P&G Financial Results for October–December 2012 at High End of Expectations

The Procter & Gamble Company increased core earnings per share by 12% to $1.22 for the October–December 2012 quarter. Organic sales grew 3% for the quarter as well, and net sales were $22.2 billion, an increase of 2% versus the prior year period including a -1% impact from foreign exchange. Overall, the company delivered broad-based organic sales growth, with all business segments increasing organic sales by 2% or more versus the prior year.

P&G also held or grew market share in businesses representing nearly 50% of sales in the October–December quarter, as measured on a constant currency value basis. In the U.S. market, P&G held or grew value share in businesses representing nearly 60% of sales.

“Our second quarter results were at the high end of our expectations on the top-line and well ahead of forecast on operating profit, earnings per share and cash flow,” said P&G chairman, president and CEO McDonald. “Global market share trends improved as we continued to implement our growth strategy and made very good progress against our productivity and cost savings goals. Our strong first half results have enabled us to raise our sales, earnings and share repurchase outlook for the fiscal year, while we strengthen investments in our innovation and marketing programs.”

For the company’s beauty segment, the majority of the businesses increased net sales versus the prior year driven by innovation and higher pricing.

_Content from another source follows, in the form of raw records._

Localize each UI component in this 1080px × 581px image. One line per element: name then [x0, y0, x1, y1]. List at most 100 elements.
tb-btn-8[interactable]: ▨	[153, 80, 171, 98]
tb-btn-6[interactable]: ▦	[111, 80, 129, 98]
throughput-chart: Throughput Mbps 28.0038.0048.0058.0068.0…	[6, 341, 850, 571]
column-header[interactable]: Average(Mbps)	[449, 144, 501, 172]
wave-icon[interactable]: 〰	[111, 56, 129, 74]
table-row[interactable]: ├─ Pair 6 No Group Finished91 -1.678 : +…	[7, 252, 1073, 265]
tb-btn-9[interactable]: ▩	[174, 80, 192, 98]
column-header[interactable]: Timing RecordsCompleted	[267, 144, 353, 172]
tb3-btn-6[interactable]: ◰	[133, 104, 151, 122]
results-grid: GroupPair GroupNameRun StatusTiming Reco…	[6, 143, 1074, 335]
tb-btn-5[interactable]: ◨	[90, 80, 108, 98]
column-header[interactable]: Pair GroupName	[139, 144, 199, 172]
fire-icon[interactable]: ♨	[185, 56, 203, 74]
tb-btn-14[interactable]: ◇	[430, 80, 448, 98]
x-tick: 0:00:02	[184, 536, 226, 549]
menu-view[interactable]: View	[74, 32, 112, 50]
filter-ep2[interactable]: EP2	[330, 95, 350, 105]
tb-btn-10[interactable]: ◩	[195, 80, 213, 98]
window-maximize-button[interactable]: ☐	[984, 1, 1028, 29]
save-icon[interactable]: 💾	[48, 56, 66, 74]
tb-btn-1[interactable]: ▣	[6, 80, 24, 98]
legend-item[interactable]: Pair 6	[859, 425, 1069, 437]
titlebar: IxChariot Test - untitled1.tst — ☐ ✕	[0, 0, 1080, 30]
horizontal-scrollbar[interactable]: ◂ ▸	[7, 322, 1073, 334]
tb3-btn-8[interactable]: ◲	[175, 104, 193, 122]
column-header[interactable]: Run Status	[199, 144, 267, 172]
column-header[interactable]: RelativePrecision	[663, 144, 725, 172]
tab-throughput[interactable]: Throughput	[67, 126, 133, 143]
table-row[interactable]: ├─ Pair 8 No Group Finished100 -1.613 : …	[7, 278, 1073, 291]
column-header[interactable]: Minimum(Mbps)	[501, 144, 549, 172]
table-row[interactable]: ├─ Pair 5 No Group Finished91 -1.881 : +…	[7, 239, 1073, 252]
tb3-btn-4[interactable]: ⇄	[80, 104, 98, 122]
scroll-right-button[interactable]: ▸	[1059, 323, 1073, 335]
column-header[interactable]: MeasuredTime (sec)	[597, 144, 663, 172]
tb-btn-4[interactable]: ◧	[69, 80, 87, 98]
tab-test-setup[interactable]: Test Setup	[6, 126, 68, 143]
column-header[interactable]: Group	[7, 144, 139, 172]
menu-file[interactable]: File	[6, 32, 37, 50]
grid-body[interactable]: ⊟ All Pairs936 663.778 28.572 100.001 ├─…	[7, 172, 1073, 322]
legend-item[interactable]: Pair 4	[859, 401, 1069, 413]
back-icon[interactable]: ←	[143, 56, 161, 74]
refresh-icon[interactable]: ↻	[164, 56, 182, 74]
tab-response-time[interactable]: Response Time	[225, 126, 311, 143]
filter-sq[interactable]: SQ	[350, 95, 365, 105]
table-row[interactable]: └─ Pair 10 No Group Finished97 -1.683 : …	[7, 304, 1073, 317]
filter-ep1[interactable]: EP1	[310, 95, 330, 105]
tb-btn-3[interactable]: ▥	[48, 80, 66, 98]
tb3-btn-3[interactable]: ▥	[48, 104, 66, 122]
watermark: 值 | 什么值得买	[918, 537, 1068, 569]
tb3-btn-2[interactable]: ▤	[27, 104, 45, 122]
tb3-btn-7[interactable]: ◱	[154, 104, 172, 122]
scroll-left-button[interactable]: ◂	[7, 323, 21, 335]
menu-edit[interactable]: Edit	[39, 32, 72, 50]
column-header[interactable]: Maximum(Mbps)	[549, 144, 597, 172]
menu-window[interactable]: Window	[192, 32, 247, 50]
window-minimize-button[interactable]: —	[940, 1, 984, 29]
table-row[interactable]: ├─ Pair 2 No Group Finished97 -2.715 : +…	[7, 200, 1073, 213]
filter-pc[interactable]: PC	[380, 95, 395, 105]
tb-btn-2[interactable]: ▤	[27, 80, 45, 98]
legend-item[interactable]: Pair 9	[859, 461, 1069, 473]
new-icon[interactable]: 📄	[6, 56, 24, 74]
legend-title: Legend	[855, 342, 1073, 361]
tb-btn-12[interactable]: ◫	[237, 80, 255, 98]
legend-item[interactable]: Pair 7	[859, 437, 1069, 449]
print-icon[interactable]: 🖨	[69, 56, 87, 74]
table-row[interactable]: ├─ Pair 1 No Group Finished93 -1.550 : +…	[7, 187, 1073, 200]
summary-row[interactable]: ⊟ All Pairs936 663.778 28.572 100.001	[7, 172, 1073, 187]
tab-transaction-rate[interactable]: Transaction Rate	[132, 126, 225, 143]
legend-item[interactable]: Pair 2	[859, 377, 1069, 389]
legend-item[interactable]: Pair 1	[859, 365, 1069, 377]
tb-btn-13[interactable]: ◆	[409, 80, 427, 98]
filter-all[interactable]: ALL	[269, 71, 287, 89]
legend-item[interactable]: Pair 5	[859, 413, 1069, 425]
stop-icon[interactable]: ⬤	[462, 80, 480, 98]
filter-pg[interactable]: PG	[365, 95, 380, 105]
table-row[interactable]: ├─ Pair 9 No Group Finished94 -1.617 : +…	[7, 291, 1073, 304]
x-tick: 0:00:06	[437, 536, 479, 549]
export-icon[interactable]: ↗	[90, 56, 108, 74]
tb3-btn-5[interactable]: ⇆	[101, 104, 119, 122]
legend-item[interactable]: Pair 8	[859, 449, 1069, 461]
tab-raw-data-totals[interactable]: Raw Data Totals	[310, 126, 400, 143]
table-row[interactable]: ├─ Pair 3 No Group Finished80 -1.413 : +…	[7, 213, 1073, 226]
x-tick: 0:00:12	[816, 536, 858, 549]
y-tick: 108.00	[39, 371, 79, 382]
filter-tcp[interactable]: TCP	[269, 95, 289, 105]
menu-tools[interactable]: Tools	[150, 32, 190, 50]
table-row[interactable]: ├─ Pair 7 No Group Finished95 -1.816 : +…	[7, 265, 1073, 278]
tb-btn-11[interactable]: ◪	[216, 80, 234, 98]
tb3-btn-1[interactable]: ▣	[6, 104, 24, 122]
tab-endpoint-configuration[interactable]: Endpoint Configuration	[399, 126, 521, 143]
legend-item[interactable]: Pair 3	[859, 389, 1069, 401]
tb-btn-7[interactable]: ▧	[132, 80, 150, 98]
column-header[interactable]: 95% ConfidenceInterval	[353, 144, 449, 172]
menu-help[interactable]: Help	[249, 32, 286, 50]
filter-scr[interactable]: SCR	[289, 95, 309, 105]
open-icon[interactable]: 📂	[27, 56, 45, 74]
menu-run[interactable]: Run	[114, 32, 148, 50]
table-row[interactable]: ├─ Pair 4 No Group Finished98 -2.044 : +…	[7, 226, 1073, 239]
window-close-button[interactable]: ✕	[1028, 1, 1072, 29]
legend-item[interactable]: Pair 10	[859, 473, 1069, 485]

Overall, net sales increased 1%. Net sales decreased in skin care due to competitive activity while net sales decreased in salon professional due to the negative impact from foreign exchange and market softness. Increased net earnings were driven by higher pricing and productivity savings in cost of goods and overheads.

For its grooming segment, P&G reported a 4% drop in net sales for the quarter. Blades and razors net sales increased versus the prior year due to higher pricing and growth in the U.S. driven by strengthened marketing and in-store plans and were partially offset by the negative impact from foreign exchange. Organic sales in appliances increased behind favorable product mix and price increases, but all-in sales for the segment decreased due to the divestiture of the household appliances business and negative foreign exchange. Net earnings were in-line with prior year as higher pricing and productivity savings were offset by the decrease in net sales and higher commodity costs.

The company is increasing its organic sales growth guidance for fiscal 2013 to a range of 3–4% for the fiscal year from a previous range of 2–4%. Foreign exchange is expected to reduce sales growth by 2%, resulting in guidance for all-in net sales growth of up 1–2% versus the prior year. The company also increased its outlook for share repurchase to $5–6 billion, up from a prior range of $4–6 billion.

Additionally, P&G is estimating net and organic sales growth in the range of 3–4% for the January–March 2013 quarter. Foreign exchange is expected to be neutral to sales growth.